### Mitchell reported expected probability

Today at 2:00, the "Mitchell Report" will be released, dealing with Major League Baseball's "performance-enhancing drug" issues.

This provides an excellent opportunity for playing with binomial probability distributions. There are 30 Major League teams, and reportedly as many as 70-80 players named. The binomial probability formula says

P(k out of n) = (n! / k!(n-k)!) * (p^k)*(q^(n-k))

where n is the number of trials, k is the number of successes, p is the probability of success and q is the probability of failure. In the simplistic case, assuming random distribution of named players, and 80 players named, we can construct a probability table using n = 75, p = (1/30), and q = (1-p) as follows:

Players named | Probability of that many players | Expected number of teams |
---|---|---|

0 | 7.87% | 2 |

1 | 20.34% | 6 |

2 | 25.96% | 8 |

3 | 21.78% | 7 |

4 | 13.52% | 4 |

5 | 6.62% | 2 |

6 | 2.66% | 1 |

7 | .91% | 0 |

8 | .27% | 0 |

9 | .07% | 0 |

10 | .02% | 0 |

We'd expect to see 2 teams with no named players and 1 team with 6, just as a matter of simple probability.

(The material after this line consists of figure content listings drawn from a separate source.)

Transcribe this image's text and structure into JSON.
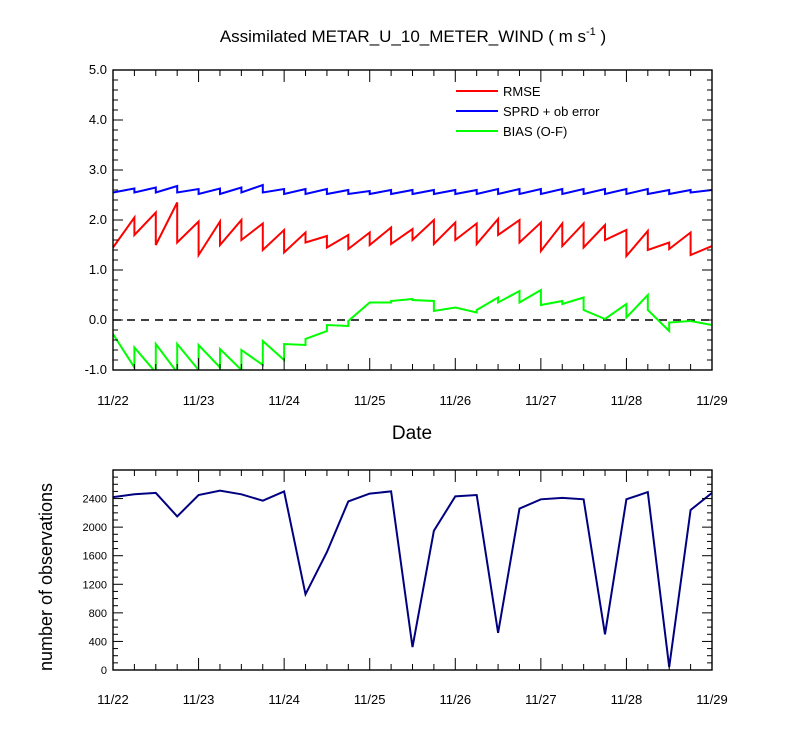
{
  "chart_data": [
    {
      "type": "line",
      "title_main": "Assimilated METAR_U_10_METER_WIND ( m s",
      "title_sup": "-1",
      "title_end": " )",
      "xlabel": "Date",
      "ylabel": "",
      "x_ticks": [
        "11/22",
        "11/23",
        "11/24",
        "11/25",
        "11/26",
        "11/27",
        "11/28",
        "11/29"
      ],
      "x_range_days": [
        22,
        29
      ],
      "ylim": [
        -1.0,
        5.0
      ],
      "y_ticks": [
        "-1.0",
        "0.0",
        "1.0",
        "2.0",
        "3.0",
        "4.0",
        "5.0"
      ],
      "zero_line": "dashed",
      "legend_position": "top-right",
      "series": [
        {
          "name": "RMSE",
          "color": "#ff0000",
          "x": [
            22.0,
            22.25,
            22.25,
            22.5,
            22.5,
            22.75,
            22.75,
            23.0,
            23.0,
            23.25,
            23.25,
            23.5,
            23.5,
            23.75,
            23.75,
            24.0,
            24.0,
            24.25,
            24.25,
            24.5,
            24.5,
            24.75,
            24.75,
            25.0,
            25.0,
            25.25,
            25.25,
            25.5,
            25.5,
            25.75,
            25.75,
            26.0,
            26.0,
            26.25,
            26.25,
            26.5,
            26.5,
            26.75,
            26.75,
            27.0,
            27.0,
            27.25,
            27.25,
            27.5,
            27.5,
            27.75,
            27.75,
            28.0,
            28.0,
            28.25,
            28.25,
            28.5,
            28.5,
            28.75,
            28.75,
            29.0
          ],
          "y": [
            1.45,
            2.05,
            1.7,
            2.15,
            1.5,
            2.35,
            1.55,
            1.97,
            1.3,
            1.97,
            1.5,
            2.0,
            1.6,
            1.93,
            1.4,
            1.8,
            1.35,
            1.75,
            1.55,
            1.68,
            1.45,
            1.7,
            1.42,
            1.75,
            1.5,
            1.85,
            1.52,
            1.82,
            1.6,
            2.0,
            1.52,
            1.95,
            1.6,
            1.93,
            1.52,
            2.02,
            1.7,
            2.0,
            1.55,
            1.95,
            1.38,
            1.93,
            1.48,
            1.93,
            1.45,
            1.9,
            1.6,
            1.8,
            1.28,
            1.78,
            1.4,
            1.55,
            1.42,
            1.75,
            1.3,
            1.48
          ]
        },
        {
          "name": "SPRD + ob error",
          "color": "#0000ff",
          "x": [
            22.0,
            22.25,
            22.25,
            22.5,
            22.5,
            22.75,
            22.75,
            23.0,
            23.0,
            23.25,
            23.25,
            23.5,
            23.5,
            23.75,
            23.75,
            24.0,
            24.0,
            24.25,
            24.25,
            24.5,
            24.5,
            24.75,
            24.75,
            25.0,
            25.0,
            25.25,
            25.25,
            25.5,
            25.5,
            25.75,
            25.75,
            26.0,
            26.0,
            26.25,
            26.25,
            26.5,
            26.5,
            26.75,
            26.75,
            27.0,
            27.0,
            27.25,
            27.25,
            27.5,
            27.5,
            27.75,
            27.75,
            28.0,
            28.0,
            28.25,
            28.25,
            28.5,
            28.5,
            28.75,
            28.75,
            29.0
          ],
          "y": [
            2.55,
            2.63,
            2.55,
            2.65,
            2.55,
            2.68,
            2.55,
            2.62,
            2.52,
            2.63,
            2.52,
            2.65,
            2.55,
            2.7,
            2.55,
            2.62,
            2.52,
            2.62,
            2.52,
            2.62,
            2.52,
            2.6,
            2.52,
            2.58,
            2.52,
            2.6,
            2.52,
            2.6,
            2.52,
            2.6,
            2.52,
            2.6,
            2.52,
            2.6,
            2.52,
            2.62,
            2.52,
            2.62,
            2.52,
            2.62,
            2.52,
            2.62,
            2.52,
            2.62,
            2.52,
            2.62,
            2.52,
            2.62,
            2.52,
            2.62,
            2.52,
            2.6,
            2.52,
            2.6,
            2.55,
            2.6
          ]
        },
        {
          "name": "BIAS (O-F)",
          "color": "#00ff00",
          "x": [
            22.0,
            22.25,
            22.25,
            22.5,
            22.5,
            22.75,
            22.75,
            23.0,
            23.0,
            23.25,
            23.25,
            23.5,
            23.5,
            23.75,
            23.75,
            24.0,
            24.0,
            24.25,
            24.25,
            24.5,
            24.5,
            24.75,
            24.75,
            25.0,
            25.0,
            25.25,
            25.25,
            25.5,
            25.5,
            25.75,
            25.75,
            26.0,
            26.0,
            26.25,
            26.25,
            26.5,
            26.5,
            26.75,
            26.75,
            27.0,
            27.0,
            27.25,
            27.25,
            27.5,
            27.5,
            27.75,
            27.75,
            28.0,
            28.0,
            28.25,
            28.25,
            28.5,
            28.5,
            28.75,
            28.75,
            29.0
          ],
          "y": [
            -0.28,
            -0.95,
            -0.55,
            -1.05,
            -0.48,
            -1.05,
            -0.48,
            -1.0,
            -0.5,
            -0.95,
            -0.58,
            -1.0,
            -0.6,
            -0.9,
            -0.42,
            -0.8,
            -0.48,
            -0.5,
            -0.38,
            -0.22,
            -0.1,
            -0.12,
            -0.02,
            0.35,
            0.35,
            0.35,
            0.38,
            0.42,
            0.4,
            0.38,
            0.18,
            0.25,
            0.25,
            0.15,
            0.2,
            0.45,
            0.35,
            0.58,
            0.35,
            0.6,
            0.3,
            0.38,
            0.32,
            0.45,
            0.2,
            0.02,
            0.02,
            0.32,
            0.05,
            0.5,
            0.2,
            -0.22,
            -0.05,
            -0.02,
            -0.02,
            -0.1
          ]
        }
      ]
    },
    {
      "type": "line",
      "xlabel": "",
      "ylabel": "number of observations",
      "x_ticks": [
        "11/22",
        "11/23",
        "11/24",
        "11/25",
        "11/26",
        "11/27",
        "11/28",
        "11/29"
      ],
      "x_range_days": [
        22,
        29
      ],
      "ylim": [
        0,
        2800
      ],
      "y_ticks": [
        "0",
        "400",
        "800",
        "1200",
        "1600",
        "2000",
        "2400"
      ],
      "series": [
        {
          "color": "#000080",
          "x": [
            22.0,
            22.25,
            22.5,
            22.75,
            23.0,
            23.25,
            23.5,
            23.75,
            24.0,
            24.25,
            24.5,
            24.75,
            25.0,
            25.25,
            25.5,
            25.75,
            26.0,
            26.25,
            26.5,
            26.75,
            27.0,
            27.25,
            27.5,
            27.75,
            28.0,
            28.25,
            28.5,
            28.75,
            29.0
          ],
          "y": [
            2420,
            2460,
            2480,
            2150,
            2450,
            2510,
            2460,
            2370,
            2500,
            1060,
            1650,
            2360,
            2470,
            2500,
            320,
            1950,
            2430,
            2450,
            520,
            2260,
            2390,
            2410,
            2390,
            500,
            2390,
            2490,
            40,
            2240,
            2480
          ]
        }
      ]
    }
  ]
}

Now, it isn't, of course, that simple. Most players have player for more than one team. If Roger Clemens (to take one name that has been alleged) is in the list, he played for the Red Sox, Blue Jays, Yankees and Astros. If we assume that the average named player has played for two teams, than p changes from 1/30 to 2/30. And the table changes to:

Players named | Probability of that many players | Expected number of teams |
---|---|---|

1 | 3.03% | 1 |

2 | 8.01% | 2 |

3 | 13.93% | 4 |

4 | 17.91% | 5 |

5 | 18.16% | 5 |

6 | 15.13% | 5 |

7 | 10.66% | 3 |

8 | 6.47% | 2 |

9 | 3.44% | 1 |

10 | 1.62% | 0 |

11 | .68% | 0 |

12 | .26% | 0 |

Now we don't expect any teams to have no players named. The odds are that every team will have a player named who either is, or has been, affiliated with the team.